Er hat solche Angst. Er zittert. Sein Kopf glüht. Er möchte sich umbringen vor Scham. Dann wäre er oben bei den Engeln.
11 BEI DEN ENGELN
(Tenor singt)
Ich habe solche Angst. Ich zittere. Mein Kopf glüht. Ich möchte mich umbringen vor Scham. Dann wäre ich oben bei den Engeln.
12 LEHRSTÜCK
(Alle Schauspieler = eine "alte" Dame, ein "alter" Herr, 3 Damen, 4 Herren. Dichte Szene.
Material aus Robert Walsers "Jakob von Gunten", Heinrich Manns "Professor Unrat" und diversen Internet-Foren. Einzelne Akkorde als Hintergrund und/oder Akzentuierung.)
(Die Reihenfolge der einzelnen Textblöcke kann auch geändert werden.)
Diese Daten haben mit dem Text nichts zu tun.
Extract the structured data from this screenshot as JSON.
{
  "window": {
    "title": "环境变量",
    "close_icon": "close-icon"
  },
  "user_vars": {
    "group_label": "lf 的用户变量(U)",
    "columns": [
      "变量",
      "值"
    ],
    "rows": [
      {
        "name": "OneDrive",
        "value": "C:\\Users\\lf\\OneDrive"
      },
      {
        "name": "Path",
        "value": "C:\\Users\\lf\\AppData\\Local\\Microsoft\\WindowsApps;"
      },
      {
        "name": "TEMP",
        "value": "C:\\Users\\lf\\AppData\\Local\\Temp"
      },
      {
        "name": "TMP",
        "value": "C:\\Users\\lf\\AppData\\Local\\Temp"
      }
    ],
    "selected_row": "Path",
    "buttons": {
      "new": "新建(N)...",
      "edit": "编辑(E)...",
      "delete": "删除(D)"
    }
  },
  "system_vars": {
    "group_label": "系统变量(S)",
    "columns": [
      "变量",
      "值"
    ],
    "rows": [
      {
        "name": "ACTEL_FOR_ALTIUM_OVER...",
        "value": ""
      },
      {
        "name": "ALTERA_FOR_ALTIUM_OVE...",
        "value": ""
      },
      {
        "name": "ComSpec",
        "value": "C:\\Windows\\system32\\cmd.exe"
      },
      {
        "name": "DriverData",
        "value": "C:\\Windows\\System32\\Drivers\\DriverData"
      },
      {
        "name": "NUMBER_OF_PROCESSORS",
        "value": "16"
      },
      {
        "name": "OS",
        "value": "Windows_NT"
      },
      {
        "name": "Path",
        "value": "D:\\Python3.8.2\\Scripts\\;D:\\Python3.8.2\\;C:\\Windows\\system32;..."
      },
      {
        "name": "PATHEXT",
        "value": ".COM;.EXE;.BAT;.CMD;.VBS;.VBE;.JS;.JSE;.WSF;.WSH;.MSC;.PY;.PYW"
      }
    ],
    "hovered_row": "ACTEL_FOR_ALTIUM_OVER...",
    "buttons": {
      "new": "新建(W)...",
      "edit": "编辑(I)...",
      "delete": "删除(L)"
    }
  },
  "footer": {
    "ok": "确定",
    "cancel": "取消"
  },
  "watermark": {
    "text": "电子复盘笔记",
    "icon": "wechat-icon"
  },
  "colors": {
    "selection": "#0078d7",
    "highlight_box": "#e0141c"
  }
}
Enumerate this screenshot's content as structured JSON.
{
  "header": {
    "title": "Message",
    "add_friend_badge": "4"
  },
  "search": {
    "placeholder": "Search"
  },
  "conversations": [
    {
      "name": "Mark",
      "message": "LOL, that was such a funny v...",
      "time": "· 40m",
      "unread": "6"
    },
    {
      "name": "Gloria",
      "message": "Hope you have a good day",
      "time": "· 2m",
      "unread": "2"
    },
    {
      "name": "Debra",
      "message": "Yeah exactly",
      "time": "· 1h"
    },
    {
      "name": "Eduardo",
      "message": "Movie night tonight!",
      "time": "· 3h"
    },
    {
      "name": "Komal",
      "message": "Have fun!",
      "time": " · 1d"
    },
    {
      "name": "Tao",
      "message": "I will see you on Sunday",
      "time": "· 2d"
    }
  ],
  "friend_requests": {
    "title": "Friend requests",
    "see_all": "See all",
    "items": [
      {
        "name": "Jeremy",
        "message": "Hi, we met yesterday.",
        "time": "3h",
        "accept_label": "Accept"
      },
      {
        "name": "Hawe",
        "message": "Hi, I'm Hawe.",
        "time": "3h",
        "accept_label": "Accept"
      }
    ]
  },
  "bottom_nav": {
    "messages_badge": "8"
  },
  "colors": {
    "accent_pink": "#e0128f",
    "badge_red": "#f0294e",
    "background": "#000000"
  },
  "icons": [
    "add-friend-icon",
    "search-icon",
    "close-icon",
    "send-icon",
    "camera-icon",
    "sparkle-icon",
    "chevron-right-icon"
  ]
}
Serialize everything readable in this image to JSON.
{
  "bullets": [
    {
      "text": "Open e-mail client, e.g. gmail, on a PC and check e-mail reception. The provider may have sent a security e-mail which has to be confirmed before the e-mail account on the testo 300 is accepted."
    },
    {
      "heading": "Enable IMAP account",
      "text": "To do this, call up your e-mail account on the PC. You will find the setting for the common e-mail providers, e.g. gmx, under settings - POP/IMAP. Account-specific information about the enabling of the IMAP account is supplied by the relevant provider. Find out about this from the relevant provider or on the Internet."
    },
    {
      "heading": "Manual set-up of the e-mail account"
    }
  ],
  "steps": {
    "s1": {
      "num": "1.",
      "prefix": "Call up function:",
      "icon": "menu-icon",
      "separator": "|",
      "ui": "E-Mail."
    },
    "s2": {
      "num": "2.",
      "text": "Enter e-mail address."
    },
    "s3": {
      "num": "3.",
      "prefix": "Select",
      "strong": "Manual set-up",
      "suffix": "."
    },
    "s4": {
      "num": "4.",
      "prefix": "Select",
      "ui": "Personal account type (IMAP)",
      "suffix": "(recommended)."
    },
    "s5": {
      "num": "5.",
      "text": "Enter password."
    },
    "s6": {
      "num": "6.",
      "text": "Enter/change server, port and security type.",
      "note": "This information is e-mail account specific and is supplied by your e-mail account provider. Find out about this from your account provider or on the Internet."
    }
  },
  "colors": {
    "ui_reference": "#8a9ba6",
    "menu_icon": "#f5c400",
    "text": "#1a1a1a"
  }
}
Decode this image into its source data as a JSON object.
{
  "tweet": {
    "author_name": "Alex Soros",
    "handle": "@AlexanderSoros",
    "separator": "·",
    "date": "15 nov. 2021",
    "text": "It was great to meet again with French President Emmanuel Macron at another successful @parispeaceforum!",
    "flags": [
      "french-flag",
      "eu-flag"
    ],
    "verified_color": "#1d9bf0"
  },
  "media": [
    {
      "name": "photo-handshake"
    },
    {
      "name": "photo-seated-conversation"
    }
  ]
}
Kenntnisse werden uns keine beigebracht.
Es fehlt an Lehrkräften, das heißt die Herrn Lehrer schlafen, oder sie sind tot oder nur scheintot oder sie sind versteinert, gleichviel, jedenfalls hat man gar nichts von ihnen.
An Stelle der Lehrer, die aus irgendwelchen Gründen tatsächlich totähnlich daliegen und schlummern, unterrichtet und beherrscht uns nun eine junge Dame. Wir stehen alle von den Plätzen auf, wenn sie erscheint. Hat die Lehrerin Platz genommen, so dürfen wir uns auch wieder setzen. Sie klopft mit dem Stab dreimal kurz und gebieterisch hintereinander auf die Tischkante, und der Unterricht beginnt.
Ich merke immer mehr, dass ich ein schrecklicher Lehrer bin. In dem Job geht es nur ums Bluffen. Ich kann aber nicht bluffen. Bin kein guter Schauspieler. Man merkt mir an, wenn ich von den Schülern genervt bin. Und schlafe kaum noch, weil die Vorbereitung so viel Zeit kostet. Und jeden Tag werden meine gut vorbereiteten Stunden von den Schülern in Stücke gehauen. Immer, immer stören sie meinen Unterricht. Nie herrscht Ruhe, und nichts hilft.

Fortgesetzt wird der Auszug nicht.